25.4 Viewing Random Forests
The last part of the course will introduce you to the random forest package, some nifty things you can do with it, and some visuals. IMPORTANT NOTE!!! This implementation of random forest can’t handle catgegorical predictors directly. You need to convert them to a model matrix. This isn’t that hard, but if you’re not aware of it you can get spurious results
mtcarsRf = randomForest(mpg ~ ., data=mtcars, importance=TRUE, proximity=TRUE, mtry = 4)
mtcarsRf
##
## Call:
## randomForest(formula = mpg ~ ., data = mtcars, importance = TRUE, proximity = TRUE, mtry = 4)
## Type of random forest: regression
## Number of trees: 500
## No. of variables tried at each split: 4
##
## Mean of squared residuals: 5.424577
## % Var explained: 84.58
Variable importance.
varImportance = importance(mtcarsRf, type = 2)
varImportance
## IncNodePurity
## cyl 189.275498
## disp 262.391424
## hp 205.431608
## drat 45.489344
## wt 278.369216
## qsec 19.915649
## vs 9.846512
## am 8.995382
## gear 9.776913
## carb 19.251604
layout(matrix(c(1,1,2,1,1,3,1, 1, 4), nrow = 3, ncol = 3, byrow = TRUE))
varImpPlot(mtcarsRf, type = 2)
impvar = rownames(varImportance)[order(varImportance[, 1], decreasing=TRUE)]

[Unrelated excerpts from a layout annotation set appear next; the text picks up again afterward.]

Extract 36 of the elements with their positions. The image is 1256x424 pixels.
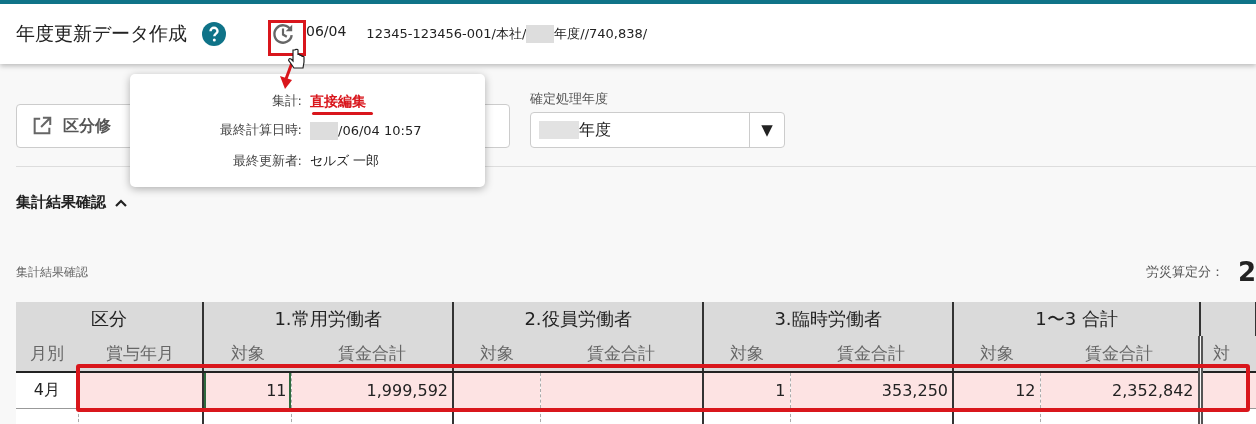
column-header: 月別 xyxy=(16,336,78,372)
redaction-mark xyxy=(310,122,338,140)
direct-edit-link[interactable]: 直接編集 xyxy=(310,93,366,109)
info-value: セルズ 一郎 xyxy=(310,153,380,169)
table-cell: 1 xyxy=(703,372,790,409)
info-value: /06/04 10:57 xyxy=(338,123,422,139)
info-label: 集計: xyxy=(270,93,302,109)
table-cell: 353,250 xyxy=(790,372,953,409)
month-cell: 4月 xyxy=(16,372,78,409)
page-title: 年度更新データ作成 xyxy=(16,21,187,46)
path-text: 年度//740,838/ xyxy=(554,25,648,43)
table-cell: 12 xyxy=(953,372,1040,409)
column-group-header: 3.臨時労働者 xyxy=(703,302,953,336)
date-text: 06/04 xyxy=(306,23,347,39)
section-header[interactable]: 集計結果確認 xyxy=(16,193,128,212)
column-group-header: 2.役員労働者 xyxy=(453,302,703,336)
column-group-header: 1〜3 合計 xyxy=(953,302,1200,336)
help-icon[interactable] xyxy=(202,22,226,46)
info-label: 最終計算日時: xyxy=(218,122,302,139)
column-group-header: 区分 xyxy=(16,302,203,336)
redaction-mark xyxy=(526,25,555,43)
table-cell: 11 xyxy=(203,372,291,409)
redaction-mark xyxy=(539,121,579,139)
summary-value: 2 xyxy=(1238,257,1256,287)
table-caption: 集計結果確認 xyxy=(16,263,89,281)
field-label: 確定処理年度 xyxy=(530,90,609,108)
year-select[interactable]: 年度 ▼ xyxy=(530,112,785,148)
external-link-icon xyxy=(31,115,53,137)
summary-label: 労災算定分： xyxy=(1146,263,1224,281)
history-icon[interactable] xyxy=(270,21,296,47)
info-label: 最終更新者: xyxy=(231,153,302,169)
column-group-header: 1.常用労働者 xyxy=(203,302,453,336)
underline-mark xyxy=(312,112,373,115)
path-text: 12345-123456-001/本社/ xyxy=(366,25,527,43)
table-cell: 1,999,592 xyxy=(291,372,453,409)
table-cell: 2,352,842 xyxy=(1040,372,1200,409)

colors = c("black", "blue", "red")
for(j in 1:3){
partialPlot(mtcarsRf, mtcars, impvar[j], main = "",xlab = impvar[j], lwd= 3, cex.lab = 2, n.pt = 100)
}
A neat output of an RF model is a measure of proximity between rows. Proximity is the proportion of times two observations appear in the same leaf node. This can be very useful in cases where rows contain both continuous and categorical data, a typically difficult situation for most metrics.
If we do 1 - proximity we can turn this into a distance matrix and do things like multidimensional scaling.